Além das duas instituições, o JPMorgan Chase anunciou que vai eliminar 9.200 empregos do antigo Washington Mutual, que em 25 de setembro tornou-se a maior instituição financeira a entrar em colapso pela crise de crédito nos Estados Unidos.

Os cortes são os mais recentes em uma onda de perda de postos de trabalho que já levou à redução de mais de 100 mil posições em grandes instituições financeiras globais desde setembro.

Desses cortes, mais de 50 mil acontecem no banco norte-americano Citigroup, que registrou maiores perdas contábeis que qualquer outro banco do mundo durante a crise.

O Credit Suisse informou nesta terça-feira que está cortando 650 empregos na Grã-Bretanha, o equivalente a aproximadamente 3 por cento de sua força de trabalho na área de banco de investimentos, que tem cerca de 21,3 mil empregados.

- Devido às condições do mercado e níveis de funcionários necessários para atender a demanda dos cliente, nós estamos reduzindo o número de funcionários em 650 aproximadamente na Grã-Bretanha- disse Marc Dosch, porta-voz do Credit Suisse.
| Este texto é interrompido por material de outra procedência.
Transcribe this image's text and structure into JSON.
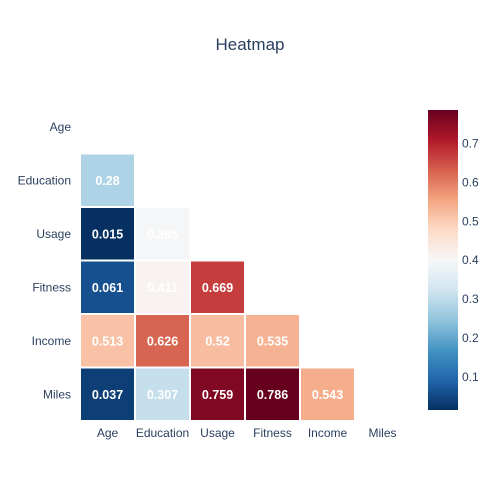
{
  "chart_data": {
    "type": "heatmap",
    "title": "Heatmap",
    "x_categories": [
      "Age",
      "Education",
      "Usage",
      "Fitness",
      "Income",
      "Miles"
    ],
    "y_categories": [
      "Age",
      "Education",
      "Usage",
      "Fitness",
      "Income",
      "Miles"
    ],
    "cells": [
      {
        "row": "Education",
        "col": "Age",
        "value": 0.28,
        "label": "0.28"
      },
      {
        "row": "Usage",
        "col": "Age",
        "value": 0.015,
        "label": "0.015"
      },
      {
        "row": "Usage",
        "col": "Education",
        "value": 0.395,
        "label": "0.395"
      },
      {
        "row": "Fitness",
        "col": "Age",
        "value": 0.061,
        "label": "0.061"
      },
      {
        "row": "Fitness",
        "col": "Education",
        "value": 0.411,
        "label": "0.411"
      },
      {
        "row": "Fitness",
        "col": "Usage",
        "value": 0.669,
        "label": "0.669"
      },
      {
        "row": "Income",
        "col": "Age",
        "value": 0.513,
        "label": "0.513"
      },
      {
        "row": "Income",
        "col": "Education",
        "value": 0.626,
        "label": "0.626"
      },
      {
        "row": "Income",
        "col": "Usage",
        "value": 0.52,
        "label": "0.52"
      },
      {
        "row": "Income",
        "col": "Fitness",
        "value": 0.535,
        "label": "0.535"
      },
      {
        "row": "Miles",
        "col": "Age",
        "value": 0.037,
        "label": "0.037"
      },
      {
        "row": "Miles",
        "col": "Education",
        "value": 0.307,
        "label": "0.307"
      },
      {
        "row": "Miles",
        "col": "Usage",
        "value": 0.759,
        "label": "0.759"
      },
      {
        "row": "Miles",
        "col": "Fitness",
        "value": 0.786,
        "label": "0.786"
      },
      {
        "row": "Miles",
        "col": "Income",
        "value": 0.543,
        "label": "0.543"
      }
    ],
    "colorscale": "RdBu (reversed)",
    "colorbar": {
      "range": [
        0.015,
        0.786
      ],
      "ticks": [
        "0.1",
        "0.2",
        "0.3",
        "0.4",
        "0.5",
        "0.6",
        "0.7"
      ],
      "placement": "right"
    },
    "grid": false
  }
}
- Os cortes serão feitos principalmente em banco de investimentos- disse.

O banco, que empregava cerca de 50 mil pessoas em todo o mundo até o fim de setembro, já cortou 1,8 mil empregos este ano, quase todos na divisão de banco de investimento.

O britânico HSBC, o maior banco europeu, informou que está cortando 500 postos de trabalho. O HSBC, que emprega 58 mil pessoas na Grã-Bretanha, cortou 1,1 mil posições na área de banco de investimento em setembro.